Local TV via DBS: All or None, Court Says

Whether we'll have one, two, or more direct broadcast satellite (DBS) services next year isn't clear today. But no matter how many DBS companies the future holds, if they want to re-transmit signals from local TV stations, they'll have to offer all or none.

That was the decision by a three-judge federal appeals court, which on Friday, December 7, upheld a ruling by a federal judge issued this past June. That decision upheld a law scheduled to go into effect January 1, 2002 requiring satellite services to treat all local television stations equally regardless of their market share or transmitter power.

Last year, satellite services successfully petitioned the Federal Communications Commission for the previously forbidden right to re-transmit local signals, a practice known as "local into local." They had claimed that cable services, which have always carried local stations, had an unfair advantage. The Satellite Home Viewer Improvement Act gave satellite services the right to re-transmit local stations, with the proviso that beginning on January 1, 2002, they would have to carry all local stations—without compensation for doing so. The services could elect to carry no local stations if they wished, without penalty, but would not be able to offer only the most popular ones.

This "must carry" provision provoked the ire of the Satellite Broadcasting and Communications Association, a trade group representing satellite services, including EchoStar and DirecTV. In September 2000, the SBCA sued the Federal Communications Commission and the US Copyright Office "to protect its First Amendment rights," claiming that having to carry all local stations was impractical, economically unfeasible, and not in their best interests.

"These must-carry requirements go far beyond those applicable to cable in dictating the content of a substantial portion of a satellite carrier's programming menu," said SBCA president Chuck Hewitt in a press release dated September 20, 2000. "Satellite must-carry is a major roadblock to the continued roll-out of local channels in areas outside the largest markets and will deprive Americans in mid-size and smaller markets of local television over their satellite systems. The marketplace should decide what programming satellite companies carry, not a federal mandate. Our litigation seeks to free up precious satellite capacity to enlarge the number of consumers to whom we can offer local broadcast channels. The must-carry regime is a grossly unfair waste of spectrum and does not serve any legitimate governmental purpose, let alone a compelling or important governmental interest."

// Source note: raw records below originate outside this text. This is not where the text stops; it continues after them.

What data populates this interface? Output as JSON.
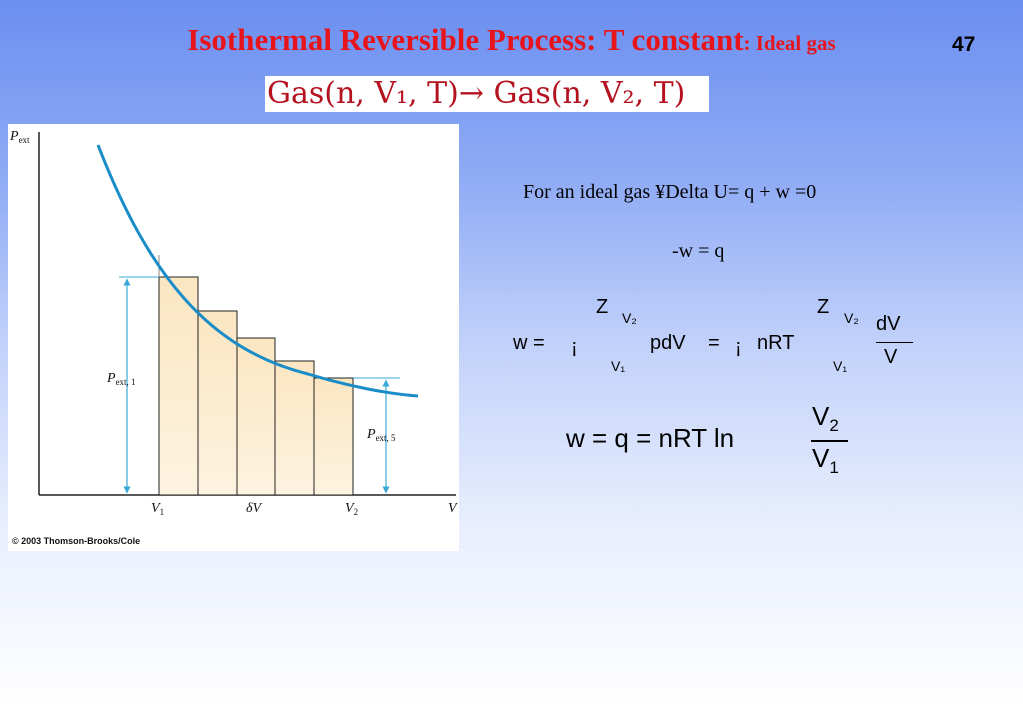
{
  "slide": {
    "title": "Isothermal Reversible Process: T constant",
    "title_suffix": ": Ideal gas",
    "page_number": "47",
    "reaction": "Gas(n, V₁, T)→ Gas(n, V₂, T)"
  },
  "figure": {
    "copyright": "© 2003 Thomson-Brooks/Cole",
    "y_axis_label": "P",
    "y_axis_sub": "ext",
    "x_axis_label": "V",
    "x_ticks": [
      {
        "main": "V",
        "sub": "1"
      },
      {
        "main": "δV",
        "sub": ""
      },
      {
        "main": "V",
        "sub": "2"
      }
    ],
    "p_ext_1": {
      "main": "P",
      "sub": "ext, 1"
    },
    "p_ext_5": {
      "main": "P",
      "sub": "ext, 5"
    }
  },
  "equations": {
    "line1": "For an ideal gas ¥Delta U= q + w =0",
    "line2": "-w =  q",
    "work_integral": {
      "lhs": "w =",
      "neg1": "¡",
      "integral_sign": "Z",
      "upper": "V₂",
      "lower": "V₁",
      "integrand": "pdV",
      "eq": "=",
      "neg2": "¡",
      "nrt": "nRT",
      "frac_num": "dV",
      "frac_den": "V"
    },
    "final": {
      "lhs": "w =  q =  nRT ln",
      "num": "V",
      "num_sub": "2",
      "den": "V",
      "den_sub": "1"
    }
  },
  "colors": {
    "title": "#e8141c",
    "reaction_text": "#b4121e",
    "curve": "#1a8cc8",
    "bars_fill": "#fbe3b8",
    "bars_stroke": "#222222",
    "arrows": "#3aa9d8"
  }
}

That was the same argument SBCA lawyers presented to a federal appellate court last year, and again this fall to the 4th US Circuit Court of Appeals in Richmond, Virginia, both times unsuccessfully. The appellate court had ruled that the must-carry requirement was a "reasonable, content-neutral restriction on satellite carriers' speech," serving the interests of both the government and local communities. The SBCA may appeal to the US Supreme Court.

In a related development, the Supreme Court, the first week of December, upheld a federal appeals court ruling that struck down an FCC rule limiting cable operators to no more than 30% of the national audience. The appeals court found the 30% cutoff to be "arbitrary and unconstitutional." Eliminating the ownership cap could lead to further consolidation in the cable industry, as predicted recently by Turner Broadcasting System founder and AOL-Time Warner vice president Ted Turner. The Supreme Court ruling left room for the Republican-dominated FCC to institute a new ownership cap, an eventuality considered unlikely by many consumer advocates.